Mr GIBBONS (Bendigo) (14:43): My question is to the Minister for Infrastructure and Transport and Minister for Regional Development and Local Government. Why has the government invested in public transport? How are these investments improving productivity, sustainability and liveability for all Australians, and what other approaches are there?
Mr ALBANESE (Grayndler—Leader of the House, Minister for Infrastructure and Transport and Minister for Regional Development and Local Government) (14:43): I thank the member for Bendigo for his question. It is indeed the case that this government has an orderly plan for investment in the nation’s infrastructure. That is why we established Infrastructure Australia to give us advice based upon cost-benefit analysis about projects, regardless of the mode. That is why it is important that we have invested, not just doubling the roads budget, but we have committed more to urban public transport than all governments combined from Federation right through to 2007. That includes, of course, in the honourable member’s electorate, the Regional Rail Link, which will benefit Melbourne, but will also benefit Bendigo, Ballarat and Geelong. It is the largest single investment in urban public transport in Australia’s history by any federal government.

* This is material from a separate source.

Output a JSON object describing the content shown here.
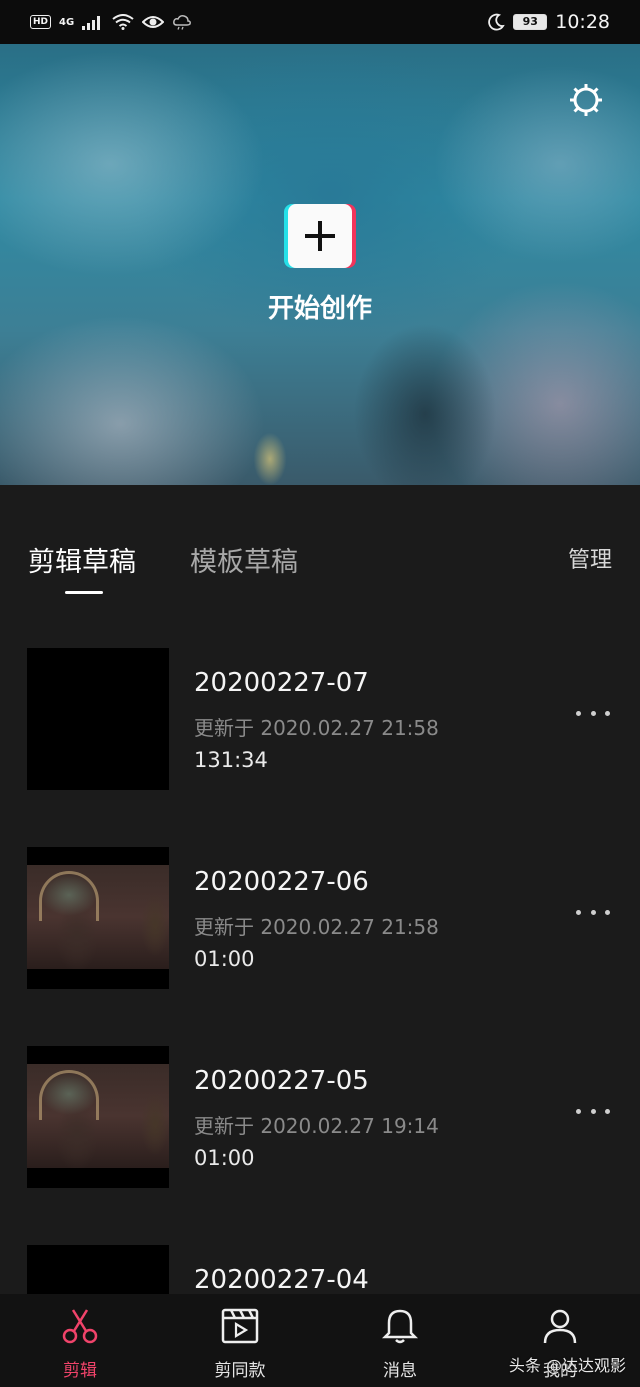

We have not just done that. Of course, we have also had the Noarlunga to Seaford extension in Adelaide that will open later this year. We have also had the Gold Coast Rapid Transit line that is going gangbusters on the Gold Coast and will be finished by 2014. We have got the Perth Citylink project, in Perth, sinking the existing rail line through the CBD and uniting the CBD with Northbridge, transforming the city of Perth with federal investment. In Brisbane, to the north, we have the Moreton Bay regional rail link, which is also underway. We also have projects of separating freight from passenger lines that are leading to a better urban public transport system in Sydney: the Southern Sydney Freight Line, which I opened earlier this year, and the Northern Sydney Freight Line, making a big difference, where construction will start at Strathfield in coming months. Also, in Adelaide, we have the Goodwood and Torrens junctions grade separation. In addition to that, we have had money for planning: planning of the Melbourne Metro, planning of the Brisbane Cross River Rail project—important investments—as well as, in Perth, the light rail project. It is important that this occur and it has been received well by those Australians who are stuck in traffic gridlock, who know that we need to invest in urban public transport.

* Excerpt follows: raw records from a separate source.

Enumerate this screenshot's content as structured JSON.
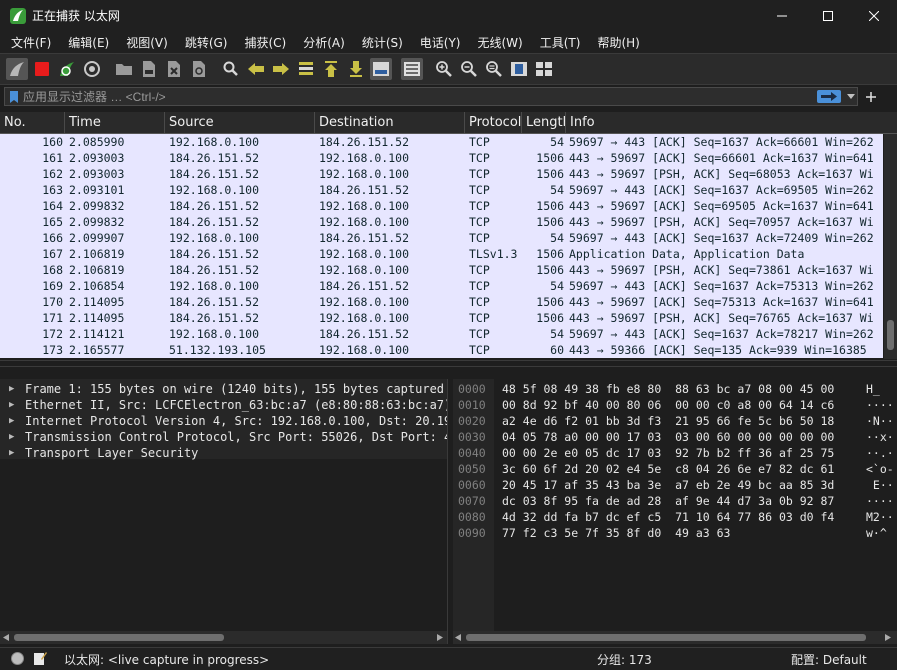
{
  "window": {
    "title": "正在捕获 以太网",
    "minimize_icon": "minimize-icon",
    "maximize_icon": "maximize-icon",
    "close_icon": "close-icon"
  },
  "menu": [
    "文件(F)",
    "编辑(E)",
    "视图(V)",
    "跳转(G)",
    "捕获(C)",
    "分析(A)",
    "统计(S)",
    "电话(Y)",
    "无线(W)",
    "工具(T)",
    "帮助(H)"
  ],
  "filter": {
    "placeholder": "应用显示过滤器 … <Ctrl-/>"
  },
  "packet_list": {
    "columns": [
      "No.",
      "Time",
      "Source",
      "Destination",
      "Protocol",
      "Length",
      "Info"
    ],
    "rows": [
      {
        "no": "160",
        "time": "2.085990",
        "src": "192.168.0.100",
        "dst": "184.26.151.52",
        "proto": "TCP",
        "len": "54",
        "info": "59697 → 443 [ACK] Seq=1637 Ack=66601 Win=262"
      },
      {
        "no": "161",
        "time": "2.093003",
        "src": "184.26.151.52",
        "dst": "192.168.0.100",
        "proto": "TCP",
        "len": "1506",
        "info": "443 → 59697 [ACK] Seq=66601 Ack=1637 Win=641"
      },
      {
        "no": "162",
        "time": "2.093003",
        "src": "184.26.151.52",
        "dst": "192.168.0.100",
        "proto": "TCP",
        "len": "1506",
        "info": "443 → 59697 [PSH, ACK] Seq=68053 Ack=1637 Wi"
      },
      {
        "no": "163",
        "time": "2.093101",
        "src": "192.168.0.100",
        "dst": "184.26.151.52",
        "proto": "TCP",
        "len": "54",
        "info": "59697 → 443 [ACK] Seq=1637 Ack=69505 Win=262"
      },
      {
        "no": "164",
        "time": "2.099832",
        "src": "184.26.151.52",
        "dst": "192.168.0.100",
        "proto": "TCP",
        "len": "1506",
        "info": "443 → 59697 [ACK] Seq=69505 Ack=1637 Win=641"
      },
      {
        "no": "165",
        "time": "2.099832",
        "src": "184.26.151.52",
        "dst": "192.168.0.100",
        "proto": "TCP",
        "len": "1506",
        "info": "443 → 59697 [PSH, ACK] Seq=70957 Ack=1637 Wi"
      },
      {
        "no": "166",
        "time": "2.099907",
        "src": "192.168.0.100",
        "dst": "184.26.151.52",
        "proto": "TCP",
        "len": "54",
        "info": "59697 → 443 [ACK] Seq=1637 Ack=72409 Win=262"
      },
      {
        "no": "167",
        "time": "2.106819",
        "src": "184.26.151.52",
        "dst": "192.168.0.100",
        "proto": "TLSv1.3",
        "len": "1506",
        "info": "Application Data, Application Data"
      },
      {
        "no": "168",
        "time": "2.106819",
        "src": "184.26.151.52",
        "dst": "192.168.0.100",
        "proto": "TCP",
        "len": "1506",
        "info": "443 → 59697 [PSH, ACK] Seq=73861 Ack=1637 Wi"
      },
      {
        "no": "169",
        "time": "2.106854",
        "src": "192.168.0.100",
        "dst": "184.26.151.52",
        "proto": "TCP",
        "len": "54",
        "info": "59697 → 443 [ACK] Seq=1637 Ack=75313 Win=262"
      },
      {
        "no": "170",
        "time": "2.114095",
        "src": "184.26.151.52",
        "dst": "192.168.0.100",
        "proto": "TCP",
        "len": "1506",
        "info": "443 → 59697 [ACK] Seq=75313 Ack=1637 Win=641"
      },
      {
        "no": "171",
        "time": "2.114095",
        "src": "184.26.151.52",
        "dst": "192.168.0.100",
        "proto": "TCP",
        "len": "1506",
        "info": "443 → 59697 [PSH, ACK] Seq=76765 Ack=1637 Wi"
      },
      {
        "no": "172",
        "time": "2.114121",
        "src": "192.168.0.100",
        "dst": "184.26.151.52",
        "proto": "TCP",
        "len": "54",
        "info": "59697 → 443 [ACK] Seq=1637 Ack=78217 Win=262"
      },
      {
        "no": "173",
        "time": "2.165577",
        "src": "51.132.193.105",
        "dst": "192.168.0.100",
        "proto": "TCP",
        "len": "60",
        "info": "443 → 59366 [ACK] Seq=135 Ack=939 Win=16385"
      }
    ]
  },
  "details": [
    "Frame 1: 155 bytes on wire (1240 bits), 155 bytes captured",
    "Ethernet II, Src: LCFCElectron_63:bc:a7 (e8:80:88:63:bc:a7)",
    "Internet Protocol Version 4, Src: 192.168.0.100, Dst: 20.19",
    "Transmission Control Protocol, Src Port: 55026, Dst Port: 4",
    "Transport Layer Security"
  ],
  "bytes": [
    {
      "off": "0000",
      "hex": "48 5f 08 49 38 fb e8 80  88 63 bc a7 08 00 45 00",
      "ascii": "H_"
    },
    {
      "off": "0010",
      "hex": "00 8d 92 bf 40 00 80 06  00 00 c0 a8 00 64 14 c6",
      "ascii": "····"
    },
    {
      "off": "0020",
      "hex": "a2 4e d6 f2 01 bb 3d f3  21 95 66 fe 5c b6 50 18",
      "ascii": "·N··"
    },
    {
      "off": "0030",
      "hex": "04 05 78 a0 00 00 17 03  03 00 60 00 00 00 00 00",
      "ascii": "··x·"
    },
    {
      "off": "0040",
      "hex": "00 00 2e e0 05 dc 17 03  92 7b b2 ff 36 af 25 75",
      "ascii": "··.·"
    },
    {
      "off": "0050",
      "hex": "3c 60 6f 2d 20 02 e4 5e  c8 04 26 6e e7 82 dc 61",
      "ascii": "<`o-"
    },
    {
      "off": "0060",
      "hex": "20 45 17 af 35 43 ba 3e  a7 eb 2e 49 bc aa 85 3d",
      "ascii": " E··"
    },
    {
      "off": "0070",
      "hex": "dc 03 8f 95 fa de ad 28  af 9e 44 d7 3a 0b 92 87",
      "ascii": "····"
    },
    {
      "off": "0080",
      "hex": "4d 32 dd fa b7 dc ef c5  71 10 64 77 86 03 d0 f4",
      "ascii": "M2··"
    },
    {
      "off": "0090",
      "hex": "77 f2 c3 5e 7f 35 8f d0  49 a3 63",
      "ascii": "w·^"
    }
  ],
  "status": {
    "interface": "以太网: <live capture in progress>",
    "packets": "分组: 173",
    "profile": "配置: Default"
  },
  "colors": {
    "row_bg": "#e7e6ff",
    "row_fg": "#12272e",
    "stop_red": "#e81c1c",
    "shark_green": "#3a9c3a",
    "filter_arrow": "#4a90d9"
  }
}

What those opposite have had to say is that we need to stick to their knitting, that we need to abandon any investment in urban public transport whatsoever. It has been ruled out by the Leader of the Opposition—and not just that. He went on Melbourne radio and said the only urban rail project that he can recall that the Commonwealth has substantially funded is the Moreton Link in Brisbane. It was on radio in Melbourne, where 2½ thousand people are at work today on the Regional Rail Link, 2½ thousand jobs ensuring growth into the future—and he was not even aware of it.